The Mudcat Café TM
Thread #50459   Message #765896
Posted By: GUEST,Fred Miller
15-Aug-02 - 12:09 PM
Thread Name: BS: Just Kidding?
Subject: RE: BS: Just Kidding?
Hi Guest, I don't want to pick a fight, but don't really understand. I don't see a direct line between the workplace and net forums, which you seem to imply--I more or less have to deal with the atmosphere at work but can come and go here, if something offends me here I can speak out--no-one is my boss, and if I'm bored or disgusted I can leave it. On the other hand, e-conversation lends itself to giving unintended offense. Why pick on jokes? Seems rather odd, since I encounter as much ugliness in plainspeak as in jokes, more, really. (I almost only tell 'group' jokes in the presence of members of that group, and usually have better ones about a group I'm filed in.) It all depends. I think these sorts of rules are maybe a well-intended substitute for something much better--learning how to communicate and relate to people nicely. It's too complicated for any set of rules, but in some situations, workplaces maybe, rules are the best we can do. Voluntary discussion forums seem to me a good place to try to do better than that, even if there's a price, which there probably has to be.
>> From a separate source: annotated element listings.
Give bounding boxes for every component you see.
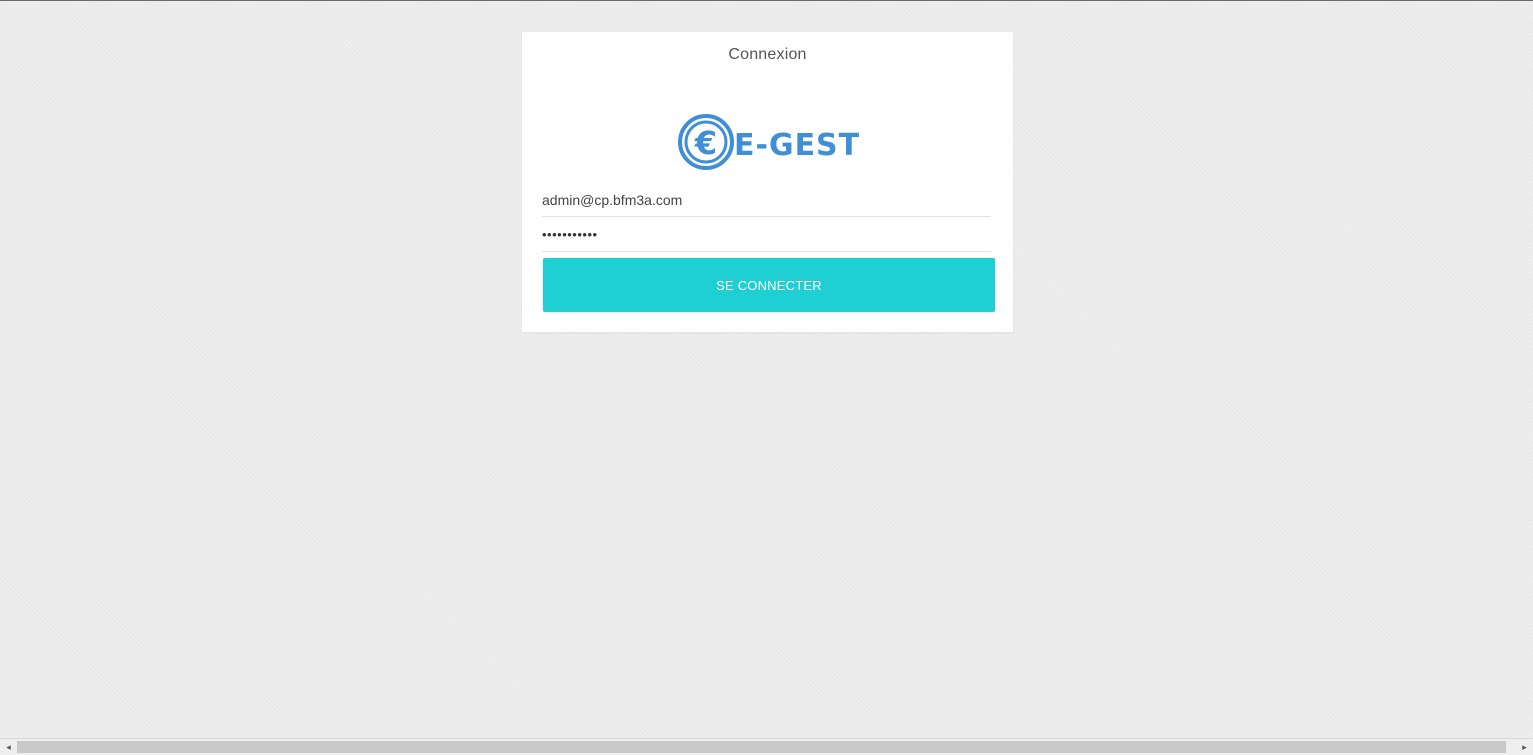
scroll-right-icon[interactable]: ▸ — [1516, 739, 1533, 755]
login-card: Connexion € E-GEST SE CONNECTER — [522, 32, 1013, 332]
password-input[interactable] — [542, 225, 991, 245]
window-top-border — [0, 0, 1533, 1]
login-title: Connexion — [728, 46, 807, 63]
e-gest-logo: € E-GEST — [678, 114, 860, 170]
horizontal-scrollbar[interactable]: ◂ ▸ — [0, 738, 1533, 755]
email-field[interactable] — [542, 190, 991, 217]
login-button[interactable]: SE CONNECTER — [543, 258, 995, 312]
svg-text:E-GEST: E-GEST — [734, 128, 860, 163]
scroll-left-icon[interactable]: ◂ — [0, 739, 17, 755]
email-input[interactable] — [542, 190, 991, 210]
password-field[interactable] — [542, 225, 991, 252]
svg-text:€: € — [694, 124, 717, 162]
scrollbar-thumb[interactable] — [17, 741, 1506, 753]
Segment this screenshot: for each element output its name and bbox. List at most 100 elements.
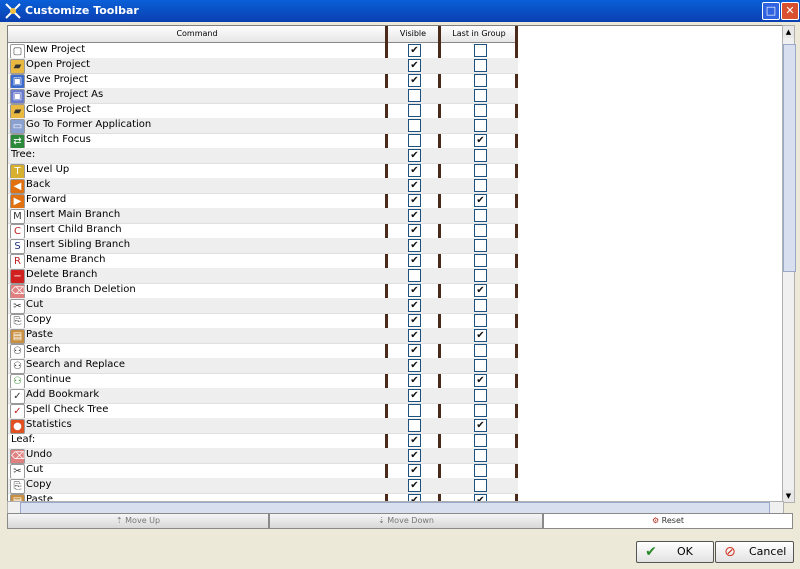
table-row[interactable]: M Insert Main Branch ✔ bbox=[8, 208, 518, 224]
move-down-button[interactable]: ⇣ Move Down bbox=[269, 513, 543, 529]
last-in-group-checkbox[interactable] bbox=[474, 449, 487, 462]
table-row[interactable]: ⚇ Continue ✔ ✔ bbox=[8, 373, 518, 389]
visible-checkbox[interactable]: ✔ bbox=[408, 164, 421, 177]
visible-checkbox[interactable]: ✔ bbox=[408, 464, 421, 477]
last-in-group-checkbox[interactable] bbox=[474, 269, 487, 282]
table-row[interactable]: R Rename Branch ✔ bbox=[8, 253, 518, 269]
last-in-group-checkbox[interactable] bbox=[474, 104, 487, 117]
visible-checkbox[interactable] bbox=[408, 134, 421, 147]
last-in-group-checkbox[interactable]: ✔ bbox=[474, 284, 487, 297]
table-row[interactable]: ✓ Add Bookmark ✔ bbox=[8, 388, 518, 404]
visible-checkbox[interactable]: ✔ bbox=[408, 239, 421, 252]
table-row[interactable]: ⚇ Search and Replace ✔ bbox=[8, 358, 518, 374]
column-header-visible[interactable]: Visible bbox=[388, 26, 438, 43]
last-in-group-checkbox[interactable] bbox=[474, 59, 487, 72]
table-row[interactable]: ▭ Go To Former Application bbox=[8, 118, 518, 134]
table-row[interactable]: ▰ Close Project bbox=[8, 103, 518, 119]
last-in-group-checkbox[interactable]: ✔ bbox=[474, 329, 487, 342]
vertical-scrollbar[interactable]: ▲ ▼ bbox=[782, 25, 796, 503]
table-row[interactable]: ⎘ Copy ✔ bbox=[8, 313, 518, 329]
visible-checkbox[interactable]: ✔ bbox=[408, 284, 421, 297]
ok-button[interactable]: ✔ OK bbox=[636, 541, 714, 563]
table-row[interactable]: ▶ Forward ✔ ✔ bbox=[8, 193, 518, 209]
table-row[interactable]: Tree: ✔ bbox=[8, 148, 518, 164]
visible-checkbox[interactable]: ✔ bbox=[408, 194, 421, 207]
visible-checkbox[interactable]: ✔ bbox=[408, 449, 421, 462]
table-row[interactable]: ▰ Open Project ✔ bbox=[8, 58, 518, 74]
last-in-group-checkbox[interactable]: ✔ bbox=[474, 134, 487, 147]
visible-checkbox[interactable]: ✔ bbox=[408, 434, 421, 447]
last-in-group-checkbox[interactable] bbox=[474, 479, 487, 492]
table-row[interactable]: ⚇ Search ✔ bbox=[8, 343, 518, 359]
visible-checkbox[interactable] bbox=[408, 404, 421, 417]
last-in-group-checkbox[interactable] bbox=[474, 149, 487, 162]
table-row[interactable]: ● Statistics ✔ bbox=[8, 418, 518, 434]
visible-checkbox[interactable]: ✔ bbox=[408, 74, 421, 87]
last-in-group-checkbox[interactable] bbox=[474, 239, 487, 252]
column-header-command[interactable]: Command bbox=[8, 26, 386, 43]
last-in-group-checkbox[interactable] bbox=[474, 164, 487, 177]
visible-checkbox[interactable]: ✔ bbox=[408, 254, 421, 267]
visible-checkbox[interactable]: ✔ bbox=[408, 59, 421, 72]
visible-checkbox[interactable]: ✔ bbox=[408, 149, 421, 162]
table-row[interactable]: ⌫ Undo ✔ bbox=[8, 448, 518, 464]
visible-checkbox[interactable]: ✔ bbox=[408, 389, 421, 402]
last-in-group-checkbox[interactable] bbox=[474, 434, 487, 447]
last-in-group-checkbox[interactable] bbox=[474, 464, 487, 477]
visible-checkbox[interactable]: ✔ bbox=[408, 299, 421, 312]
last-in-group-checkbox[interactable] bbox=[474, 89, 487, 102]
table-row[interactable]: ✓ Spell Check Tree bbox=[8, 403, 518, 419]
table-row[interactable]: ⇄ Switch Focus ✔ bbox=[8, 133, 518, 149]
table-row[interactable]: ✂ Cut ✔ bbox=[8, 463, 518, 479]
table-row[interactable]: ✂ Cut ✔ bbox=[8, 298, 518, 314]
scroll-thumb[interactable] bbox=[783, 44, 796, 272]
table-row[interactable]: T Level Up ✔ bbox=[8, 163, 518, 179]
table-row[interactable]: − Delete Branch bbox=[8, 268, 518, 284]
cancel-button[interactable]: ⊘ Cancel bbox=[715, 541, 794, 563]
visible-checkbox[interactable] bbox=[408, 104, 421, 117]
last-in-group-checkbox[interactable] bbox=[474, 179, 487, 192]
table-row[interactable]: ▣ Save Project As bbox=[8, 88, 518, 104]
table-row[interactable]: C Insert Child Branch ✔ bbox=[8, 223, 518, 239]
last-in-group-checkbox[interactable] bbox=[474, 74, 487, 87]
table-row[interactable]: ⎘ Copy ✔ bbox=[8, 478, 518, 494]
column-header-last-in-group[interactable]: Last in Group bbox=[441, 26, 517, 43]
visible-checkbox[interactable] bbox=[408, 269, 421, 282]
visible-checkbox[interactable] bbox=[408, 119, 421, 132]
visible-checkbox[interactable]: ✔ bbox=[408, 179, 421, 192]
reset-button[interactable]: ⚙ Reset bbox=[543, 513, 793, 529]
visible-checkbox[interactable]: ✔ bbox=[408, 209, 421, 222]
visible-checkbox[interactable] bbox=[408, 419, 421, 432]
last-in-group-checkbox[interactable]: ✔ bbox=[474, 194, 487, 207]
last-in-group-checkbox[interactable] bbox=[474, 299, 487, 312]
last-in-group-checkbox[interactable] bbox=[474, 314, 487, 327]
commands-grid[interactable]: Command Visible Last in Group ▢ New Proje… bbox=[7, 25, 784, 503]
scroll-down-icon[interactable]: ▼ bbox=[783, 490, 794, 502]
visible-checkbox[interactable]: ✔ bbox=[408, 44, 421, 57]
last-in-group-checkbox[interactable]: ✔ bbox=[474, 374, 487, 387]
table-row[interactable]: ⌫ Undo Branch Deletion ✔ ✔ bbox=[8, 283, 518, 299]
maximize-button[interactable]: □ bbox=[762, 2, 780, 20]
table-row[interactable]: ◀ Back ✔ bbox=[8, 178, 518, 194]
table-row[interactable]: ▢ New Project ✔ bbox=[8, 43, 518, 59]
last-in-group-checkbox[interactable] bbox=[474, 209, 487, 222]
table-row[interactable]: ▤ Paste ✔ ✔ bbox=[8, 328, 518, 344]
move-up-button[interactable]: ⇡ Move Up bbox=[7, 513, 269, 529]
last-in-group-checkbox[interactable] bbox=[474, 344, 487, 357]
last-in-group-checkbox[interactable] bbox=[474, 404, 487, 417]
last-in-group-checkbox[interactable] bbox=[474, 389, 487, 402]
visible-checkbox[interactable]: ✔ bbox=[408, 329, 421, 342]
last-in-group-checkbox[interactable] bbox=[474, 224, 487, 237]
scroll-up-icon[interactable]: ▲ bbox=[783, 26, 794, 38]
visible-checkbox[interactable]: ✔ bbox=[408, 374, 421, 387]
table-row[interactable]: ▣ Save Project ✔ bbox=[8, 73, 518, 89]
last-in-group-checkbox[interactable] bbox=[474, 119, 487, 132]
close-button[interactable]: ✕ bbox=[781, 2, 799, 20]
visible-checkbox[interactable]: ✔ bbox=[408, 224, 421, 237]
visible-checkbox[interactable]: ✔ bbox=[408, 359, 421, 372]
table-row[interactable]: Leaf: ✔ bbox=[8, 433, 518, 449]
last-in-group-checkbox[interactable]: ✔ bbox=[474, 419, 487, 432]
visible-checkbox[interactable]: ✔ bbox=[408, 479, 421, 492]
last-in-group-checkbox[interactable] bbox=[474, 254, 487, 267]
visible-checkbox[interactable]: ✔ bbox=[408, 344, 421, 357]
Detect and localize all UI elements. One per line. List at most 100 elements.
As for sex, smut, I personally don't mind it, except that it's usually predictable and boring, never any original observations, people don't really talk about sex--just a sub-language of cartoony, second-hand abstractions. Sure, it tends to define women in a grotesque caricature of their gender, sexuality, and identity, and I'd like to learn to understand more about these things, since I don't have the authority to make it either A. go away, or B. more genuinely interesting and funny. (I think it also makes men seem like cartoons, but then it's more a defensive lampoon, maybe, than offensive.) It's not enough for me when people say, for example, this or that sexual stuff "objectifies" women--seems more animal than object, really. More cartoony than either. It's hard, but helps to get one's objections right.

Again, I don't think rules are very helpful to open discussions. Making good points to people willing to listen, or who can be influenced by your p.o.v. is probably better. And there are plenty of other things that can be quite offensive, besides the obvious ones phd's are currently writing rules about. I can think of some that bother me, totally offend me, but there's no general recognition of any need for sensitivity about, most people don't get it. How do you counteract something offensive , without appointing yourself arbiter or invoking some authority? I don't know, but that'd be good to learn.